Davis and ASUCD plan Adopt-A-Student initiative

ASUCD and the City of Davis Student City Liaison Commission have begun building an Adopt-A-Student program, which would provide food to UC Davis students made by local families.

The idea is currently in an early planning stage and will allow all incoming and current UC Davis undergraduates who are struggling to provide food for themselves to eat home-cooked meals with host families.

ASUCD President Rebecca Sterling and ASUCD Vice President Yena Bae first presented the initiative to the campus community when they were running for executive office last winter.

“Rebecca [Sterling] and I were looking at some practical and tangible ways that could create a stronger sense of community with families and the community of Davis,” Bae said in an email.

The pair said that their inspiration for this project stemmed from a need for togetherness in the student body.

“We are initiating this program because the college town model of Davis is unique today, and something special that we should all benefit from,” Sterling said in an email. “This is an opportunity to supplement students’ education while at Davis, and connect permanent residents more with the large population of students.”

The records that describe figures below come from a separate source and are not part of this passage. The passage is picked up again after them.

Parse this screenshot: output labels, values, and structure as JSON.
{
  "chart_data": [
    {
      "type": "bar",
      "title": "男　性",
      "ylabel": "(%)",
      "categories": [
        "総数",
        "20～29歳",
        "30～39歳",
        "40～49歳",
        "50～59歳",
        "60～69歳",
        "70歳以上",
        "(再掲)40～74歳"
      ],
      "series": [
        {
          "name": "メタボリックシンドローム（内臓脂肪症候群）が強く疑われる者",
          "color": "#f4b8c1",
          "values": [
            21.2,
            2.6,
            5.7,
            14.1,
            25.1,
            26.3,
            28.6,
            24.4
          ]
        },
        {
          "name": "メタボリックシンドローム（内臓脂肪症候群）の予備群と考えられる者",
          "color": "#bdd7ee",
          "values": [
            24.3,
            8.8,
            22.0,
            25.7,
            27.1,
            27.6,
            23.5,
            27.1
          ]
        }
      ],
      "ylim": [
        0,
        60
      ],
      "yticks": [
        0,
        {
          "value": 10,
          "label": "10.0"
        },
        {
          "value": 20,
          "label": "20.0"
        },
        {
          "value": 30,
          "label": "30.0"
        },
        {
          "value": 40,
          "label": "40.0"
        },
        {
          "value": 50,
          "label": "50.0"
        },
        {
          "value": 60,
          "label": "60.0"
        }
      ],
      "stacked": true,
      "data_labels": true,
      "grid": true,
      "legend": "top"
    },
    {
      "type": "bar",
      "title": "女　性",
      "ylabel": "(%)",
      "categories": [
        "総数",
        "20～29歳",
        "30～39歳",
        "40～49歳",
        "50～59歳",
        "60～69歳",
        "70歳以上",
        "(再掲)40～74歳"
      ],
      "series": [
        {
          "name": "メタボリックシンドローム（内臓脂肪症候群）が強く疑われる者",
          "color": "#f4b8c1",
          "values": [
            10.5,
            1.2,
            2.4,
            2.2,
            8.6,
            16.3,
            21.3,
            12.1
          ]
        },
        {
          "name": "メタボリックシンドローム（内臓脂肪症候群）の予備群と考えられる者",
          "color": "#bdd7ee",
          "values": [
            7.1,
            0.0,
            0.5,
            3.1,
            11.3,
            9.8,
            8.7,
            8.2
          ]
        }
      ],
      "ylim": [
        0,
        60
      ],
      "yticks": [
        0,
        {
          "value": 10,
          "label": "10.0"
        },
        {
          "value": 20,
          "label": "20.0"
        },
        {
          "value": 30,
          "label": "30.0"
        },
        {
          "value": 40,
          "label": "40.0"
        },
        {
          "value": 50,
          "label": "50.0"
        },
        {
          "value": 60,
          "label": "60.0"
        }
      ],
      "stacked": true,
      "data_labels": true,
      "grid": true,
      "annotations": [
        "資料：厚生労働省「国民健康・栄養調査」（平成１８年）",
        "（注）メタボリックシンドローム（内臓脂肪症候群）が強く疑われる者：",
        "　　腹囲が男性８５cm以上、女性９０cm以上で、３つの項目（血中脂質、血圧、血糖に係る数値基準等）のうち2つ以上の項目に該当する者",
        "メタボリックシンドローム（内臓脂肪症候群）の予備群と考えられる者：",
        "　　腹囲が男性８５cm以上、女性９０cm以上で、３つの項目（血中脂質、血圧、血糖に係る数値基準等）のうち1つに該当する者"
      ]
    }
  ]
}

The creators of Adopt-A-Student said that the procedure also presents a sense of home and belonging to undergraduates in a college atmosphere.

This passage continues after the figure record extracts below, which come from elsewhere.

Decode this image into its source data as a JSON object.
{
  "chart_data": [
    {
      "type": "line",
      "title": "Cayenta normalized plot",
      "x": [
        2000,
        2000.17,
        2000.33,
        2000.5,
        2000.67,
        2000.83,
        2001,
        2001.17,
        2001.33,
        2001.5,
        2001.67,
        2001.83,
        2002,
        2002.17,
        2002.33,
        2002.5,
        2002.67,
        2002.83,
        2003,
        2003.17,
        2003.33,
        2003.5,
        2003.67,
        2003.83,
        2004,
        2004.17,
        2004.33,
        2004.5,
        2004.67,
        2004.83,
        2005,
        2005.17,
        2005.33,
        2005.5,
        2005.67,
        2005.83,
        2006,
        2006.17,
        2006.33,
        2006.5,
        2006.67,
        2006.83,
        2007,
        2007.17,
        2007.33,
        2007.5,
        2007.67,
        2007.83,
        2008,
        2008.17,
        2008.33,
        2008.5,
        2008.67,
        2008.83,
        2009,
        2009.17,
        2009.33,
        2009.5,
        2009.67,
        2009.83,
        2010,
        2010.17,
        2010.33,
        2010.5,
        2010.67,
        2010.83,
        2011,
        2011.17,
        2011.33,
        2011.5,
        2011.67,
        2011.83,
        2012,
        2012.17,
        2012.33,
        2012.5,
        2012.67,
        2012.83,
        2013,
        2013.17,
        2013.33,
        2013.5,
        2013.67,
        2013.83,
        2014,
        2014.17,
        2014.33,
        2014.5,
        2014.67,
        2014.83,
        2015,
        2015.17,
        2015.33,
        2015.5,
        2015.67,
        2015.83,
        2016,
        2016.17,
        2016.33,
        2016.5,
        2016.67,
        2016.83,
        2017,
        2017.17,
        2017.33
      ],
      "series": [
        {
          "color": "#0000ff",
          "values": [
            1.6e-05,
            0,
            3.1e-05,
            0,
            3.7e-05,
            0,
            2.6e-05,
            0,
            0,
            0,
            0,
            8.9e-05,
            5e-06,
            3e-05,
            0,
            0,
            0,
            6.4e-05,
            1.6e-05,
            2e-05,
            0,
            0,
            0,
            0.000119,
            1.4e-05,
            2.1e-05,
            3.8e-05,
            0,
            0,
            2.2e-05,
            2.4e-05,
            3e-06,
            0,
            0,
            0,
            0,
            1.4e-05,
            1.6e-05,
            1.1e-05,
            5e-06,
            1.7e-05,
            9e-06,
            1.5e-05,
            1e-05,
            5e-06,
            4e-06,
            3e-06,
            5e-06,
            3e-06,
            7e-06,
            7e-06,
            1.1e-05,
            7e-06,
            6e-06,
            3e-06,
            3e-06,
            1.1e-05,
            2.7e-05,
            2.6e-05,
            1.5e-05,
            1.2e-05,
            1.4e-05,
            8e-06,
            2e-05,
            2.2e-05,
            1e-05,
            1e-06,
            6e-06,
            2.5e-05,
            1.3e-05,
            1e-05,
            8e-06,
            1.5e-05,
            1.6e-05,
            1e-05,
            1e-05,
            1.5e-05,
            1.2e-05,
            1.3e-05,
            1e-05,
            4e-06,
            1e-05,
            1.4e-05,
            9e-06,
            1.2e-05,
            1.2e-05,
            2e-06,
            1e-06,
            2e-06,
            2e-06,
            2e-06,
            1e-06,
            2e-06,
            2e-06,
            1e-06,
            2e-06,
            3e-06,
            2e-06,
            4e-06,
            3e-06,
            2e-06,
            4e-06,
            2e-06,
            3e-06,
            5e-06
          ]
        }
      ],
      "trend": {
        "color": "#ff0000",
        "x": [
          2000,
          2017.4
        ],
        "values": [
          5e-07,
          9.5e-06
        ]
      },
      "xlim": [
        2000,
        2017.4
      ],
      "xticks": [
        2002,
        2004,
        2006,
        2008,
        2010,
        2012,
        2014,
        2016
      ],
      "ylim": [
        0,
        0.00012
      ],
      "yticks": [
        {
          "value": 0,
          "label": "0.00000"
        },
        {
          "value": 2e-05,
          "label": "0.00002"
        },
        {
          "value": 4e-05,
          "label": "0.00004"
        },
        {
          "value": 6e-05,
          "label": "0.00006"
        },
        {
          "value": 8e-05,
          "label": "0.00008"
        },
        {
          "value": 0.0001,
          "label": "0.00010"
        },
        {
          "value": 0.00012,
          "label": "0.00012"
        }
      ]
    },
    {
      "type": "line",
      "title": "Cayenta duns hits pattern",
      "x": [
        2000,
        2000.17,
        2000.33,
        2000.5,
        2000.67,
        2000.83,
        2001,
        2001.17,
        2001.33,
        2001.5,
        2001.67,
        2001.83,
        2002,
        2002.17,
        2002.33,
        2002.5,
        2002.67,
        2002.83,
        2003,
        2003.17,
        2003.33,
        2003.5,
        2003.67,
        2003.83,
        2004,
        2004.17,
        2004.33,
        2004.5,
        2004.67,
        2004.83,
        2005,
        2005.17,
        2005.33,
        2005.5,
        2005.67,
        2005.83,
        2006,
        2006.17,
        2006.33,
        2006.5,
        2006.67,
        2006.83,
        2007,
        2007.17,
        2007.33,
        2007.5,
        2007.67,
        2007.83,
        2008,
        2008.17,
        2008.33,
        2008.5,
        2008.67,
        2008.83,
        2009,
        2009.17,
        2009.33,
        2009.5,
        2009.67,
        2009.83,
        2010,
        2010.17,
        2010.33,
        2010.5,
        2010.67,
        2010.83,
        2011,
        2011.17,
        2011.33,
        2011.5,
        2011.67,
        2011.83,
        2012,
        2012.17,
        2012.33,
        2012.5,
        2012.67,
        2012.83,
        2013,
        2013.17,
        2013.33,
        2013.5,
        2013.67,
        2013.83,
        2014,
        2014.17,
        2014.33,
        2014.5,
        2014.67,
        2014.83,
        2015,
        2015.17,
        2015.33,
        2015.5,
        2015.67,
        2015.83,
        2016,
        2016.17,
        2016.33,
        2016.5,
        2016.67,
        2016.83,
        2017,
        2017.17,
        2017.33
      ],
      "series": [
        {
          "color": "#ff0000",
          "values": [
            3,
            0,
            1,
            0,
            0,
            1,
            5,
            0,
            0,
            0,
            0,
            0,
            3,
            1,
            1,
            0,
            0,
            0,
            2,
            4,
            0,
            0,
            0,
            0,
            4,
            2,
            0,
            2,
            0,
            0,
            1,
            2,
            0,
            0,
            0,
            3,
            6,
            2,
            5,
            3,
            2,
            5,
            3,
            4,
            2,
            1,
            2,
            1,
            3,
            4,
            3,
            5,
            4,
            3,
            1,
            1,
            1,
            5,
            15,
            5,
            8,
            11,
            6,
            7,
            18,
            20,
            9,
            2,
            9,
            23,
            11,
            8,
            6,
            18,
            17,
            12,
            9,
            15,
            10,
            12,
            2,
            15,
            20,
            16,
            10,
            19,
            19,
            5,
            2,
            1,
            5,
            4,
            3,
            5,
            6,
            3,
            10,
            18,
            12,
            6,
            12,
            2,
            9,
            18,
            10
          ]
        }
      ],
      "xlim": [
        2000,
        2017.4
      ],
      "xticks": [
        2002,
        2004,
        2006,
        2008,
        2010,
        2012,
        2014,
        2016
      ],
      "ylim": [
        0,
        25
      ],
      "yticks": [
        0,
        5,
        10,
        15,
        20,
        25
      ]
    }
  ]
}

“With the growth of the university, and more and more students yielding from out-of-state and international areas, we felt like this would be a great way to cater a sense of home away from home. I think this could be a huge support as most of them do struggle with not being physically near home or with their family,” Bae said.

In addition to the project’s effects on student participants, the members of ASUCD’s executive office also said that they are hopeful for the initiative’s future.

“We hope that this year’s kickoff of the program will be organized well enough so that there is no ‘termination’ date set for the program. We hope to make this a permanent presence in the Davis community,” Sterling said.

UC Davis students have commented on the program, stating that they like the idea because of the opportunities it presents concerning personal relationships, as well as health.

“If those [UC Davis] students don’t have good relationships with their families, they can get a second chance in building more relationships. They can actually get nutritional food as opposed to the unhealthy preservatives in junk food,” said first-year civil engineering major Elvia Velazquez.

The program is planned to launch next year with more information in social media advertising campaigns.

Students and families interested in the event may register online when the program begins. Interests, dietary restrictions and allergies are some of the key components in matching students and hosts during the adoption process, as well as an assured safe and healthy environment from the host family.